Les meilleurs disques sont parfois ceux qui vous font réfléchir. Quand je pense à L’imprudence de Bashung, sorti il y a plus de dix ans maintenant, j’en reviens toujours à me faire la même réflexion. Comment définir un artiste ? Sans vouloir passer pour le petit péteux à mèche, la clope au bec et et l’écharpe au vent – ni faire de la philosophie de comptoir, un artiste m’apparaît avant tout comme un homme honnête et passionné, dont l’idiosyncrasie donne à son art une dimension tout à fait personnelle, une véritable invitation au voyage dans un univers à part : le sien. Dans le domaine musical, il est possible de mettre cela en perspective en toute simplicité. Surtout avec les albums homogènes, loin des compilations qui enchaînent les tubes comme un vulgaire patchwork de ce qui se fait de « mieux » dans un répertoire, sous prétexte qu’il est préférable de vivoter sous les spots des succès radiophoniques. J’affectionne l’idée d’un « tout ». Ne serait-ce que pour le charme d’une composition sombre, voire bancale, qui ne correspond pas à l’image que l’on se fait d’un artiste. Ceux qui prennent leurs admirateurs à contre-courant peuvent alors toucher au génie.
Voilà ce que parvient à faire Bashung avec L’imprudence. Sorti quatre ans après Fantaisie militaire, autre pierre angulaire de la nouvelle chanson française, cet album est une perle noire à ranger volontiers aux côtés d’un Tonight’s the Night de Neil Young, dans un registre plus moderne… et moins immédiat. Une première écoute, et l’auditeur est dérouté. « Tel » est d’une noirceur infinie, il dessine les premières lignes d’une arabesque musicale qui se poursuit avec des titres comme « La ficelle », « L’irréel » ou « Le dimanche à Tchernobyl », pour mourir avec le titre éponyme. On n’a pas l’habitude de se heurter à un tel bloc. En dehors de gros tubes comme « Faites monter», il faut creuser, plonger les mains dans le cambouis. J’aime ce genre d’objet : tout comme la fine ironie, il suppose l’intelligence de l’auditeur. Il demande un effort de concentration afin de mieux en apprécier les mesures. Quel intérêt peut-on trouver à ruminer de la soupe prémâchée, resservie à outrance et qui, sous ses attraits colorés, n’offre en bouche qu’une pâle sensation de déjà-vu ? Vous aimez le réchauffé, vous ? C’est en tombant sur un os qu’il faut en examiner la morphologie. La substantifique moelle se mérite : back to basics, cela ne peut pas faire de mal.

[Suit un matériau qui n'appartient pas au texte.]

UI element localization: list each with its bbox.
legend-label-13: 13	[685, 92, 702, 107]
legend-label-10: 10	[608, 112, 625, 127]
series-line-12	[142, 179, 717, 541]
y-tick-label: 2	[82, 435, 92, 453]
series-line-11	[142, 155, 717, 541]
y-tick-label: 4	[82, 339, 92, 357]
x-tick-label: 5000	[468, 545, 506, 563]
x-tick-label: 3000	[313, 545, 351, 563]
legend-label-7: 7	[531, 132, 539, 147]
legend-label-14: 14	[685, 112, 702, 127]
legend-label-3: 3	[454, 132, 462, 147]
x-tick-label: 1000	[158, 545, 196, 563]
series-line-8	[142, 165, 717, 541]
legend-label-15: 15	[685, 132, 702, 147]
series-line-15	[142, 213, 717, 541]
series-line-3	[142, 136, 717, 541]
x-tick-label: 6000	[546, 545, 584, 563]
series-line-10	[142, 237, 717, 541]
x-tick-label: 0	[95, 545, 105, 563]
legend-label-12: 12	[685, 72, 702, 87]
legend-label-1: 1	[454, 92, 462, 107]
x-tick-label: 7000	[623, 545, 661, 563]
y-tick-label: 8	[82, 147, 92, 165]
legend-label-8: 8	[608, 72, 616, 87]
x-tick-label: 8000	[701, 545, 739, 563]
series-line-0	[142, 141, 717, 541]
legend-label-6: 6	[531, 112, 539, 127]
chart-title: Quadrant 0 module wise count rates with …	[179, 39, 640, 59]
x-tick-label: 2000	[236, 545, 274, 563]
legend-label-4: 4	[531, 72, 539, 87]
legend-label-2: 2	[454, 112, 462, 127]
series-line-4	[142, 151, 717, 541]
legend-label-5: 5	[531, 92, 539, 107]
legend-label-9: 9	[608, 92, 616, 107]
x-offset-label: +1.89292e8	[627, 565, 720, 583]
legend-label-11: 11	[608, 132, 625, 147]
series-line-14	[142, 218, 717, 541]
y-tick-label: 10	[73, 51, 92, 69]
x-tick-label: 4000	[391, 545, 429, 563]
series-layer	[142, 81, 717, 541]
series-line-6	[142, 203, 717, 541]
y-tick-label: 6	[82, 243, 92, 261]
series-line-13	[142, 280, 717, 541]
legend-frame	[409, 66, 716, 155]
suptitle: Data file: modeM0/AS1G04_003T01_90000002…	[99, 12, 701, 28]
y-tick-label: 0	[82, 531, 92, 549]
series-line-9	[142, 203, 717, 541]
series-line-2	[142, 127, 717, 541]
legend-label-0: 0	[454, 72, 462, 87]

Theodor W. Adorno craignait la « ratio commerciale » appliquée à l’irrationalité de la musique. A sa façon, ce disque redore le blason d’une esthétique sonore alternative. Son essence est désespérée, comme un faux blues trop étiré se structurant autour de riffs aériens, de montées en puissance, de rythmes typiques de Gainsbourg, et parfois même d’expérimentations qui font écho à la scène underground américaine. Les perambulations sonores citeraient du Jim O’Rourke, du Thurston Moore voire du Tom Waits (« Dans la foulée ») et emprunteraient même parfois au genre glitch (« Faisons envie »). Le regretté Alain Bashung nous livre ici peut-être le dernier chef-d’œuvre en date de la musique française. L’album éclot et s’évanouit sur le même air, mais passe par d’innombrables courants différents. Tout semble rester en suspens ; des fulgurants éclats d’harmonica jusqu’aux édifices électriques en toile de fond, rien n’est tout à fait stable. Les violons et autres pianos semblent à peine glisser sur la surface des compositions. Tout est palpable et se dérobe dans le même temps. Quant aux textes, là encore Bashung nous régale d’une poésie ouverte : comment résister à cette rime entre « obèse » et« Varèse » ? Plein de finesse et de parti pris, voilà un album à redécouvrir de nombreuses fois.